B. Quando aos custos hospitalares, que respondem em média no setor, segundo a ANS, por cerca de 40% do montante de despesas assistenciais (R$ 19,1 bilhões), diversas empresas, após as experiências e resultados da migração dos planos para coletivos, passaram a ver na VERTICALIZAÇÃO uma solução possível, existente no mercado e que poderia controlar tais custos e assegurar o equilíbrio de suas operações.
Se os gastos com SADT foram, nos períodos abordados pelos estudos antes citados, os que mais cresceram percentualmente, os prestadores hospitalares detêm a maior possibilidade de gerarem custos para o sistema, seja de forma direta (por exemplo, os protocolos de cobrança que adotam), seja de forma indireta (por exemplo, os aumentos nos preços de materiais e medicamentos de alto custo).
Já possuímos a certeza de que, a título de exemplo, a Indústria Farmacêutica pressionará imensamente os preços de medicações de alto custo (e as demais) por conta da quebra de patentes nos próximos anos. Em 2009 eles assumiram perdas com quebras de patentes da ordem de US$ 12 bilhões para um montante de cerca de US$ 8 bilhões/ano em P&D e uma estimativa entre 2010/2014 de perdas no montante de US$ 75 bilhões
Grandes do setor como a Lilly (US$ 13 bilhões em quatro anos) e a Pfizer (US$ 29 bilhões no mesmo período) já assumiram publicamente a questão. Se lembrarmos o peso de medicamentos e materiais de alto custo na formação do custo hospitalar (61% nos hospitais de alta complexidade) podemos fazer uma estimativa da pressão que isto exercerá sobre o aumento dos custos hospitalares.
A tudo isto se soma o movimento silencioso que vem sendo feito por alguns grandes atores do segmento hospitalar para que seja modificada a Constituição Federal (Art. 199, parágrafo 3º.) que proíbe investidores estrangeiros naquelas empresas. Já existe PEC tramitando no Senado Federal com a derrogação desta proibição, com os empresários estimando para o final do mandato do atual governo sua aprovação e sanção presidencial.

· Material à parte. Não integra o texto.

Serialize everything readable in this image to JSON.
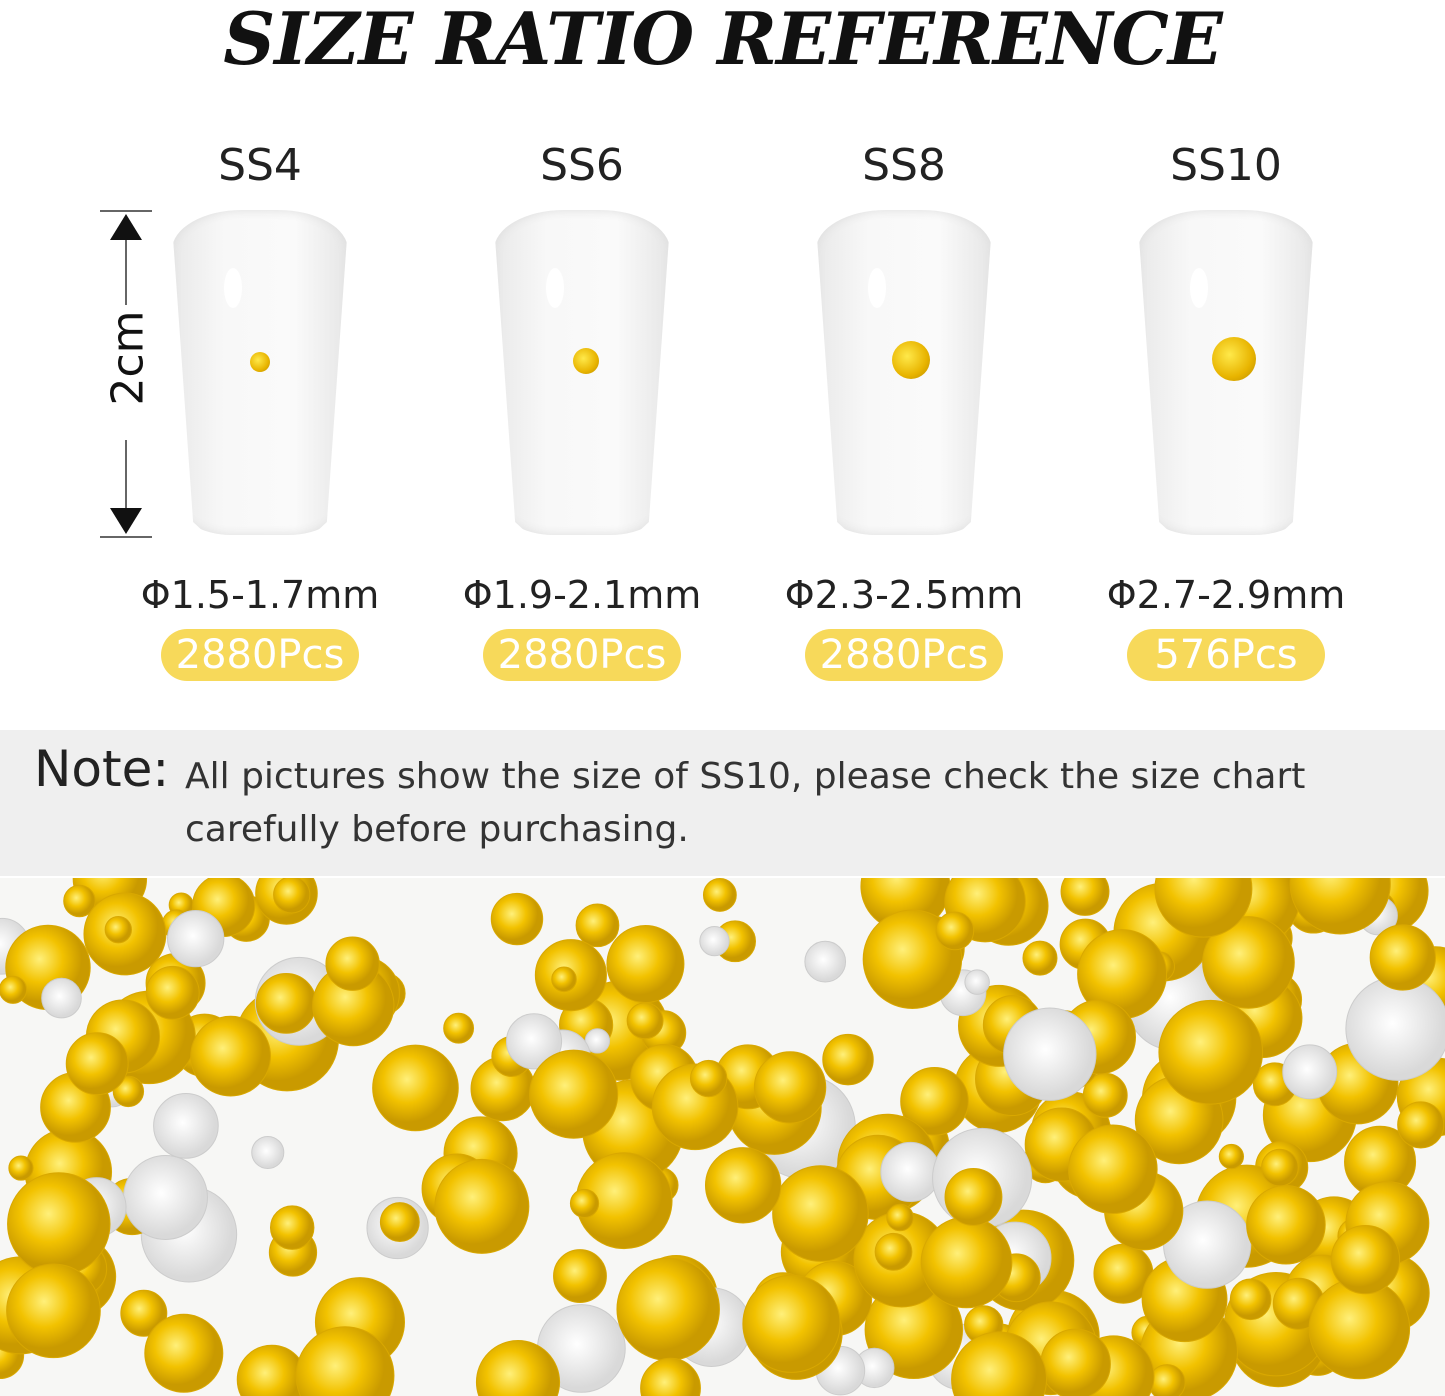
{
  "title": "SIZE RATIO REFERENCE",
  "scale_label": "2cm",
  "sizes": [
    {
      "label": "SS4",
      "diameter": "Φ1.5-1.7mm",
      "count": "2880Pcs"
    },
    {
      "label": "SS6",
      "diameter": "Φ1.9-2.1mm",
      "count": "2880Pcs"
    },
    {
      "label": "SS8",
      "diameter": "Φ2.3-2.5mm",
      "count": "2880Pcs"
    },
    {
      "label": "SS10",
      "diameter": "Φ2.7-2.9mm",
      "count": "576Pcs"
    }
  ],
  "note": {
    "label": "Note:",
    "text": "All pictures show the size of SS10, please check the size chart carefully before purchasing."
  },
  "colors": {
    "badge": "#f7d95a",
    "gem": "#f2c200",
    "note_band": "#efefef"
  }
}
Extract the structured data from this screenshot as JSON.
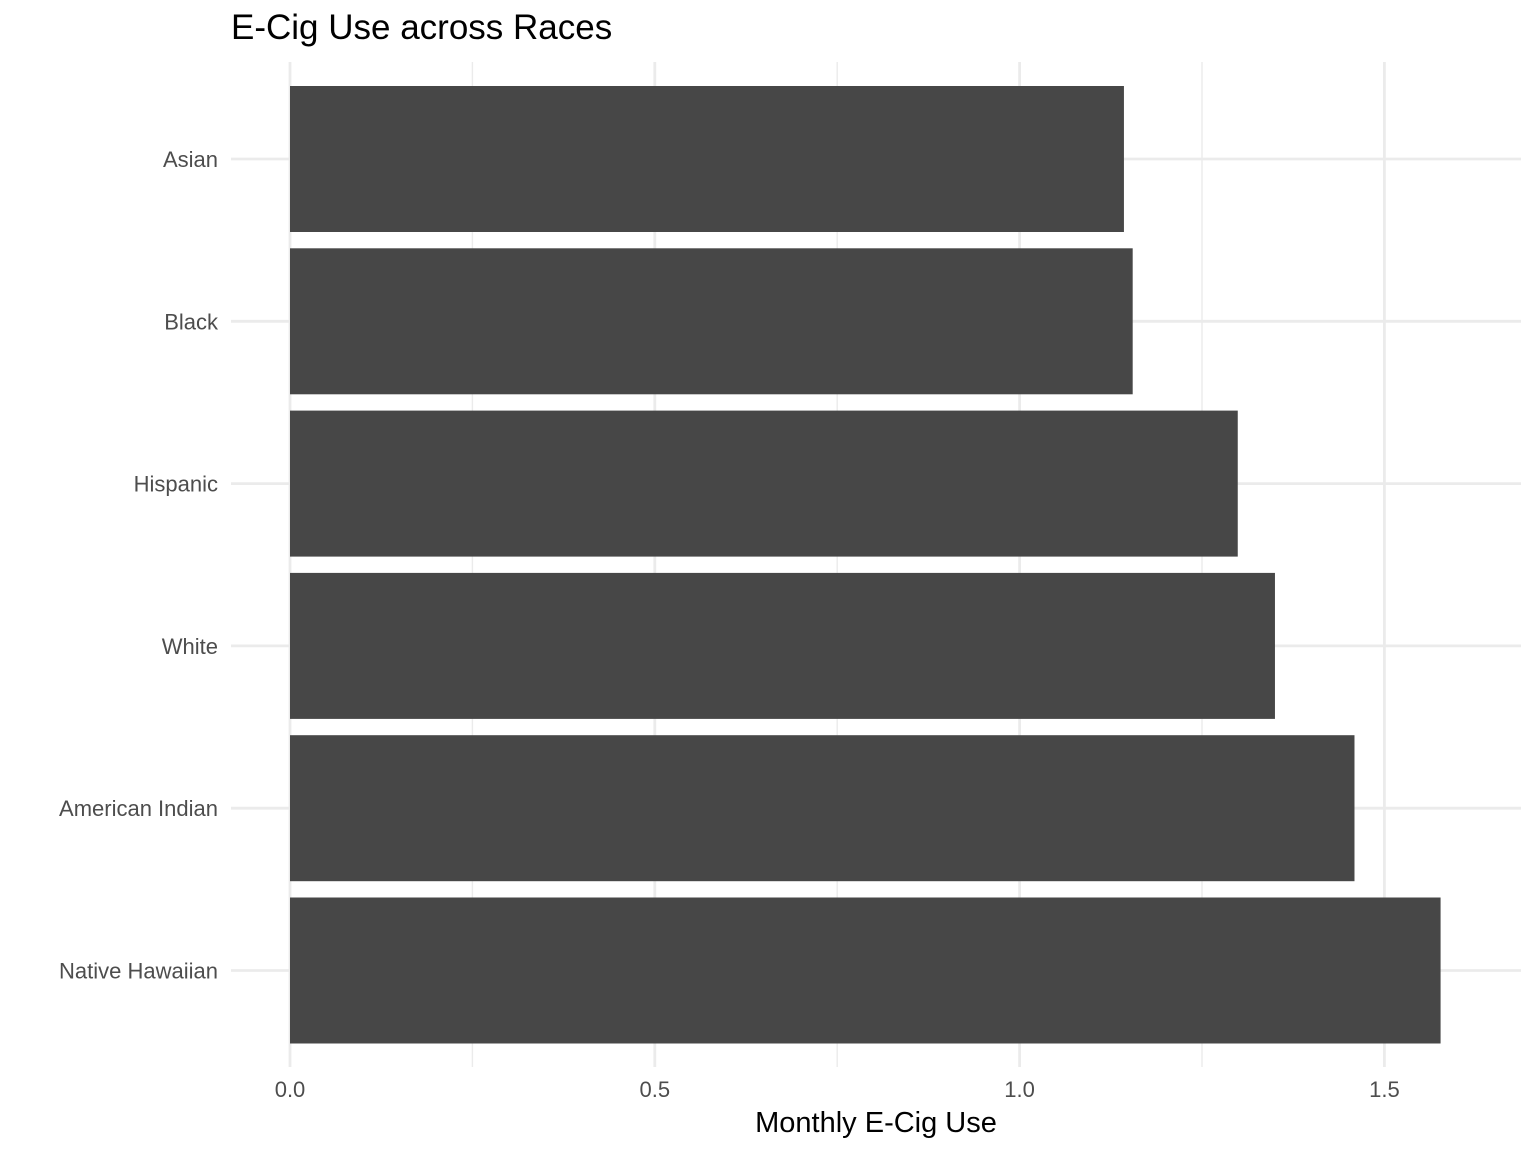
{
  "chart_data": {
    "type": "bar",
    "orientation": "horizontal",
    "title": "E-Cig Use across Races",
    "xlabel": "Monthly E-Cig Use",
    "ylabel": "",
    "categories": [
      "Asian",
      "Black",
      "Hispanic",
      "White",
      "American Indian",
      "Native Hawaiian"
    ],
    "values": [
      1.143,
      1.155,
      1.299,
      1.35,
      1.459,
      1.577
    ],
    "xlim": [
      0,
      1.69
    ],
    "x_ticks": [
      {
        "value": 0.0,
        "label": "0.0"
      },
      {
        "value": 0.5,
        "label": "0.5"
      },
      {
        "value": 1.0,
        "label": "1.0"
      },
      {
        "value": 1.5,
        "label": "1.5"
      }
    ],
    "x_minor_ticks": [
      0.25,
      0.75,
      1.25
    ],
    "grid": true,
    "legend": "none",
    "bar_color": "#474747",
    "grid_color": "#ebebeb"
  }
}
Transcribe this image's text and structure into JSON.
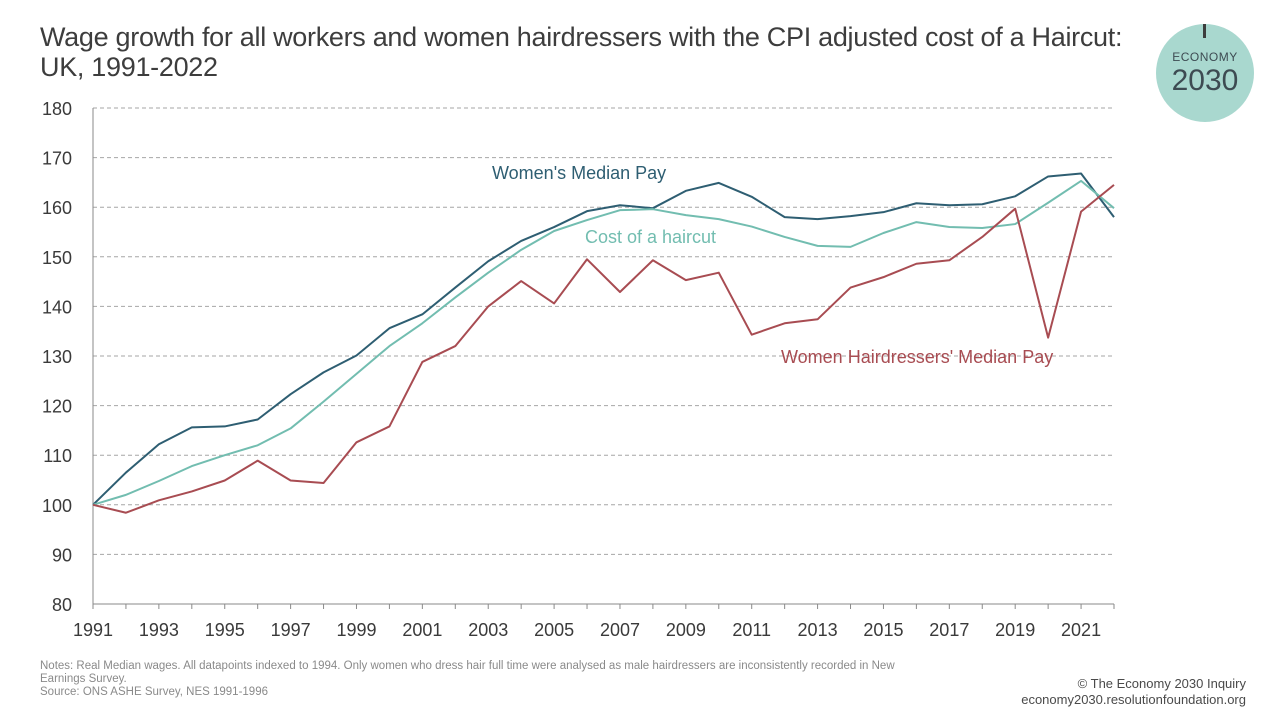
{
  "title_line1": "Wage growth for all workers and women hairdressers with the CPI adjusted cost of a Haircut:",
  "title_line2": "UK, 1991-2022",
  "logo": {
    "line1": "ECONOMY",
    "line2": "2030",
    "color": "#a9d8cf"
  },
  "notes_line1": "Notes: Real Median wages. All datapoints indexed to 1994. Only women who dress hair full time were analysed as male hairdressers are inconsistently recorded in New",
  "notes_line2": "Earnings Survey.",
  "source": "Source: ONS ASHE Survey, NES 1991-1996",
  "credit_line1": "© The Economy 2030 Inquiry",
  "credit_line2": "economy2030.resolutionfoundation.org",
  "chart_data": {
    "type": "line",
    "x": [
      1991,
      1992,
      1993,
      1994,
      1995,
      1996,
      1997,
      1998,
      1999,
      2000,
      2001,
      2002,
      2003,
      2004,
      2005,
      2006,
      2007,
      2008,
      2009,
      2010,
      2011,
      2012,
      2013,
      2014,
      2015,
      2016,
      2017,
      2018,
      2019,
      2020,
      2021,
      2022
    ],
    "xticks": [
      "1991",
      "1993",
      "1995",
      "1997",
      "1999",
      "2001",
      "2003",
      "2005",
      "2007",
      "2009",
      "2011",
      "2013",
      "2015",
      "2017",
      "2019",
      "2021"
    ],
    "yticks": [
      "80",
      "90",
      "100",
      "110",
      "120",
      "130",
      "140",
      "150",
      "160",
      "170",
      "180"
    ],
    "ylim": [
      80,
      180
    ],
    "xlim": [
      1991,
      2022
    ],
    "grid": "horizontal-dashed",
    "series": [
      {
        "name": "Women's Median Pay",
        "color": "#2e5e72",
        "values": [
          100,
          106.5,
          112.2,
          115.6,
          115.8,
          117.2,
          122.3,
          126.7,
          130.1,
          135.6,
          138.4,
          143.8,
          149.1,
          153.2,
          156.0,
          159.2,
          160.4,
          159.8,
          163.3,
          164.9,
          162.1,
          158.0,
          157.6,
          158.2,
          159.0,
          160.8,
          160.4,
          160.6,
          162.2,
          166.2,
          166.8,
          158.0
        ]
      },
      {
        "name": "Cost of a haircut",
        "color": "#72bdb0",
        "values": [
          100,
          102.0,
          104.8,
          107.8,
          110.0,
          112.0,
          115.4,
          120.8,
          126.4,
          132.0,
          136.6,
          141.8,
          146.8,
          151.4,
          155.2,
          157.4,
          159.4,
          159.6,
          158.4,
          157.6,
          156.1,
          154.0,
          152.2,
          152.0,
          154.8,
          157.0,
          156.0,
          155.8,
          156.6,
          160.9,
          165.3,
          159.8
        ]
      },
      {
        "name": "Women Hairdressers' Median Pay",
        "color": "#a84c52",
        "values": [
          100,
          98.4,
          100.9,
          102.7,
          104.9,
          108.9,
          104.9,
          104.4,
          112.6,
          115.8,
          128.8,
          132.0,
          140.0,
          145.1,
          140.6,
          149.5,
          142.9,
          149.3,
          145.3,
          146.8,
          134.3,
          136.6,
          137.4,
          143.8,
          145.9,
          148.6,
          149.3,
          154.0,
          159.7,
          133.7,
          159.1,
          164.5
        ]
      }
    ]
  }
}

Os movimentos das operadoras em direção à verticalização fundam-se, assim, na expectativa de Melhoria nos Custos das Transações (negociações, regulações, atendimentos diferenciados, direcionamentos, etc) e na Captação de Investidores Estrangeiros (num prazo de 04 anos). Ou seja, espera-se uma maior concentração do mercado brasileiro, que viu a quantidade de hospitais pertencentes a operadoras crescer de 300 para 500 unidades (+ 70%), apenas entre 2007 e 2009, segundo dados divulgados pela ABRAMGE.